Two—Connected with service or commitment, found in legends of enchanted women chained together in pairs, in pairs of oracular ravens that accompany the hero cuchulainn, and in the two loyal hunting dogs of fionn mac cumhaill.

Four—Connected with wholeness. Because a hidden fifth was implied (see provinces), four is seen as a diminished version of five.

Seven—Connected with magic, an interpretation that may have been adopted from non-Celtic, possibly Middle Eastern, sources; the most common usage shows typical Celtic multiplication, in the belief that the seventh son of a seventh son (less frequently, the seventh daughter of a seventh daughter) was especially likely to be magically gifted. In myths about transformation, a span of seven years is common; thus the goddess etain was forced to live for seven years as an insect, and the magical lough gur dries up every seven years to reveal its secrets.

Nygel (Noggle, nuggle)

Scottish folkloric figure. On the Shetland Islands, this magical being appeared as a sweet gray pony. But if you mounted it, beware, for it would take you on a fast ride to the sea and dunk you there. Attack by a nygel was far less threatening than that of the invariably fatal water horse, of which the nygel seems a variant, or of its neighboring monster the nuckelavee. The nygel loved millraces—the streams that ran from the old water-powered grain and woolen mills—and grew angry if they were accidentally left running at night; the fairy beast forced the wheel to a stop, which wreaked havoc on its machinery.

Nynnyaw (Nynniaw)

Welsh hero.
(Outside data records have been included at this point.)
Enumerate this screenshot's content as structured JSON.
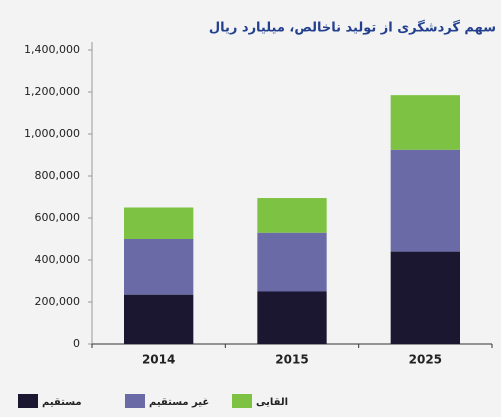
{
  "chart_data": {
    "type": "stacked-bar",
    "title": "سهم گردشگری از تولید ناخالص، میلیارد ریال",
    "categories": [
      "2014",
      "2015",
      "2025"
    ],
    "series": [
      {
        "name": "مستقیم",
        "color": "#1b1730",
        "values": [
          235000,
          250000,
          440000
        ]
      },
      {
        "name": "غیر مستقیم",
        "color": "#6a6aa6",
        "values": [
          265000,
          280000,
          485000
        ]
      },
      {
        "name": "القایی",
        "color": "#7dc242",
        "values": [
          150000,
          165000,
          260000
        ]
      }
    ],
    "ylim": [
      0,
      1400000
    ],
    "yticks": [
      0,
      {
        "value": 200000,
        "label": "200,000"
      },
      {
        "value": 400000,
        "label": "400,000"
      },
      {
        "value": 600000,
        "label": "600,000"
      },
      {
        "value": 800000,
        "label": "800,000"
      },
      {
        "value": 1000000,
        "label": "1,000,000"
      },
      {
        "value": 1200000,
        "label": "1,200,000"
      },
      {
        "value": 1400000,
        "label": "1,400,000"
      }
    ],
    "legend": "bottom"
  }
}
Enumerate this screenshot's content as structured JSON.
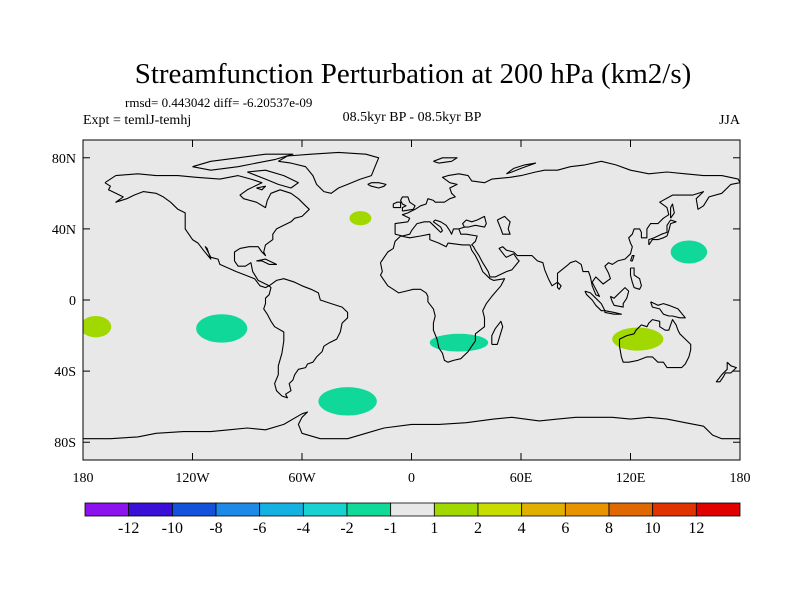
{
  "chart_data": {
    "type": "heatmap",
    "title": "Streamfunction Perturbation at 200 hPa (km2/s)",
    "stats": "rmsd= 0.443042 diff= -6.20537e-09",
    "left_label": "Expt = temlJ-temhj",
    "center_label": "08.5kyr BP - 08.5kyr BP",
    "right_label": "JJA",
    "projection": "cylindrical-equidistant",
    "lon_range": [
      -180,
      180
    ],
    "lat_range": [
      -90,
      90
    ],
    "x_ticks": [
      {
        "value": -180,
        "label": "180"
      },
      {
        "value": -120,
        "label": "120W"
      },
      {
        "value": -60,
        "label": "60W"
      },
      {
        "value": 0,
        "label": "0"
      },
      {
        "value": 60,
        "label": "60E"
      },
      {
        "value": 120,
        "label": "120E"
      },
      {
        "value": 180,
        "label": "180"
      }
    ],
    "y_ticks": [
      {
        "value": 80,
        "label": "80N"
      },
      {
        "value": 40,
        "label": "40N"
      },
      {
        "value": 0,
        "label": "0"
      },
      {
        "value": -40,
        "label": "40S"
      },
      {
        "value": -80,
        "label": "80S"
      }
    ],
    "background_color": "#e8e8e8",
    "anomaly_regions": [
      {
        "name": "north-atlantic",
        "lon": -28,
        "lat": 46,
        "lon_radius": 6,
        "lat_radius": 4,
        "level": "1 to 2",
        "color": "#a0d800"
      },
      {
        "name": "northwest-pacific",
        "lon": 152,
        "lat": 27,
        "lon_radius": 10,
        "lat_radius": 6.5,
        "level": "-2 to -1",
        "color": "#10d898"
      },
      {
        "name": "south-pacific-west",
        "lon": -173,
        "lat": -15,
        "lon_radius": 8.5,
        "lat_radius": 6,
        "level": "1 to 2",
        "color": "#a0d800"
      },
      {
        "name": "south-pacific-east",
        "lon": -104,
        "lat": -16,
        "lon_radius": 14,
        "lat_radius": 8,
        "level": "-2 to -1",
        "color": "#10d898"
      },
      {
        "name": "southern-africa",
        "lon": 26,
        "lat": -24,
        "lon_radius": 16,
        "lat_radius": 5,
        "level": "-2 to -1",
        "color": "#10d898"
      },
      {
        "name": "australia",
        "lon": 124,
        "lat": -22,
        "lon_radius": 14,
        "lat_radius": 6.5,
        "level": "1 to 2",
        "color": "#a0d800"
      },
      {
        "name": "south-atlantic",
        "lon": -35,
        "lat": -57,
        "lon_radius": 16,
        "lat_radius": 8,
        "level": "-2 to -1",
        "color": "#10d898"
      }
    ],
    "colorbar": {
      "colors": [
        "#8c12ee",
        "#3a0fd8",
        "#1452dc",
        "#1c8ae6",
        "#14b2e2",
        "#18d2d2",
        "#10da98",
        "#e8e8e8",
        "#a0d800",
        "#c8dc00",
        "#e0b000",
        "#e89400",
        "#e06800",
        "#e03400",
        "#e00000"
      ],
      "labels": [
        "-12",
        "-10",
        "-8",
        "-6",
        "-4",
        "-2",
        "-1",
        "1",
        "2",
        "4",
        "6",
        "8",
        "10",
        "12"
      ]
    }
  }
}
This relatively obscure king was a son of the god beli and, with his brother Peibaw, once waged a war in which all the land was destroyed. The reason for the war: They disagreed on astrological interpretations. Few wars ever were begun for such meager cause, and so the two brothers were turned into animals to teach them a lesson.

Ny Shee

Manx folkloric figure. This term, in the language of the Isle of Man, refers to the fairy folk called the sidhe in Irish.